What is Bloom Filter Indexing
When creating a table in StarRocks, you can specify the columns to be indexed by BloomFilter through PROPERTIES{"bloom_filter_columns"="c1,c2,c3"}
. BloomFilter can quickly confirm whether a certain value exists in a column when querying. If the bloom filter determines that the specified value does not exist in the column, there is no need to read the data file. If it is an all-1 situation, it needs to read the data block to confirm whether the target value exists.

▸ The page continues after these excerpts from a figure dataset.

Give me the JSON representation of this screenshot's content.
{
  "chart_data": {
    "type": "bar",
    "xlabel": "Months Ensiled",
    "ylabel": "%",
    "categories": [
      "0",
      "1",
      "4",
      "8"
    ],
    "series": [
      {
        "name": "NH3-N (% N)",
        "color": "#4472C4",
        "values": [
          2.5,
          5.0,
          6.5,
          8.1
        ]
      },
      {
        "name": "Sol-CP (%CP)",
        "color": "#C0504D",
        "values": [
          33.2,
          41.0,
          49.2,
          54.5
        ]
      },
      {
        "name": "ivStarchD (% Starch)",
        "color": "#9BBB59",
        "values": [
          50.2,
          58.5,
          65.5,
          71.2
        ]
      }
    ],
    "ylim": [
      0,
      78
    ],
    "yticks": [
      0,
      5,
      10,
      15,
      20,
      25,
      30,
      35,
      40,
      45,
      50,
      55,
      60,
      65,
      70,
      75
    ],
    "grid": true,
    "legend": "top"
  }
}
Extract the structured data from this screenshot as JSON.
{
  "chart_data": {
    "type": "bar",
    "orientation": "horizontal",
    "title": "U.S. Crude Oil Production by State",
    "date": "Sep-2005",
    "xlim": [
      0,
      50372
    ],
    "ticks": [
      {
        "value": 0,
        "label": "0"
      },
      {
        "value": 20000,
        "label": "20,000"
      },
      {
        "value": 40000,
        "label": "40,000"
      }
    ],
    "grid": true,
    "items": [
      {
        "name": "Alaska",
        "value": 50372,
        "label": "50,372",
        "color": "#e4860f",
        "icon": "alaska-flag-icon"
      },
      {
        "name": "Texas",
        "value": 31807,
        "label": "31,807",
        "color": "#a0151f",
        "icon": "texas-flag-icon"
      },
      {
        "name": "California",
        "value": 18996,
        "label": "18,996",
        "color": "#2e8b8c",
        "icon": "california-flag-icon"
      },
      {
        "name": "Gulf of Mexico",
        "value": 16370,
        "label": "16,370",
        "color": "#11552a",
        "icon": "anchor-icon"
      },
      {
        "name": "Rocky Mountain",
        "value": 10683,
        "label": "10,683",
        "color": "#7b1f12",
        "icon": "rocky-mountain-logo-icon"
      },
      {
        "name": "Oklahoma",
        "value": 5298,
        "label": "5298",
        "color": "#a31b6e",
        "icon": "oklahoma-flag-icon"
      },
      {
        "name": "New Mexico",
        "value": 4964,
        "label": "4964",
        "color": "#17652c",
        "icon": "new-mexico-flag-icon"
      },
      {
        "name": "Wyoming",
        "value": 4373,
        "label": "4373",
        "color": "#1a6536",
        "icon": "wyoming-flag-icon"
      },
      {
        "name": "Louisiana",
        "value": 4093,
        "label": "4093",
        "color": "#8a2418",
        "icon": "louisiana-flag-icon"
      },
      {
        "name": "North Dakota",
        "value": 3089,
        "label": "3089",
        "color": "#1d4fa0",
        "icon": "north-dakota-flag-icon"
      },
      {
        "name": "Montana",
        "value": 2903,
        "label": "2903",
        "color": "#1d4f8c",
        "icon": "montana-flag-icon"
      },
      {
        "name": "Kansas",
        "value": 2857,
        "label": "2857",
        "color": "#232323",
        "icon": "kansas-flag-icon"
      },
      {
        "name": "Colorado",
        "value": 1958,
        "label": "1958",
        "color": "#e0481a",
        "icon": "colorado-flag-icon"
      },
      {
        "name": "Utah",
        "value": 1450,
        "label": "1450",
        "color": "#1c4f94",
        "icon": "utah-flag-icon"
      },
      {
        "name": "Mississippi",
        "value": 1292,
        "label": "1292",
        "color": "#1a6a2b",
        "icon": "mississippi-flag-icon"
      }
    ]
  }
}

In addition, bloom filter indexes cannot determine which specific row of data has the specified value.
Suitable scenarios
A bloom filter index can be built when the following conditions are met.
- Bloom Filter is suitable for non-prefix filtering.
- The query will be frequently filtered according to the column, and most of the query conditions are
in
and=
. - Unlike Bitmap, BloomFilter is suitable for columns with a high base number.
How to use
Create an index
When creating a table, use bloom_filter_columns
.
PROPERTIES ( "bloom_filter_columns"="k1,k2,k3" )
View an index
View the bloom filter indexes under the table_name
.
SHOW CREATE TABLE table_name;
Delete an Index
Deleting an index means removing the index column from the bloom_filter_columns
property:
ALTER TABLE example_db.my_table SET ("bloom_filter_columns" = "");
Modify an index
Modifying an index means modifying the bloom_filter_columns
property.
ALTER TABLE example_db.my_table SET ("bloom_filter_columns" = "k1,k2,k3");
Notes
- Bloom Filter indexing is not supported for Tinyint, Float, Double type columns.
- Bloom Filter indexing only has an accelerating effect on
in
and=
filter queries. - To see whether a query hits the bloom filter index, check its profile information.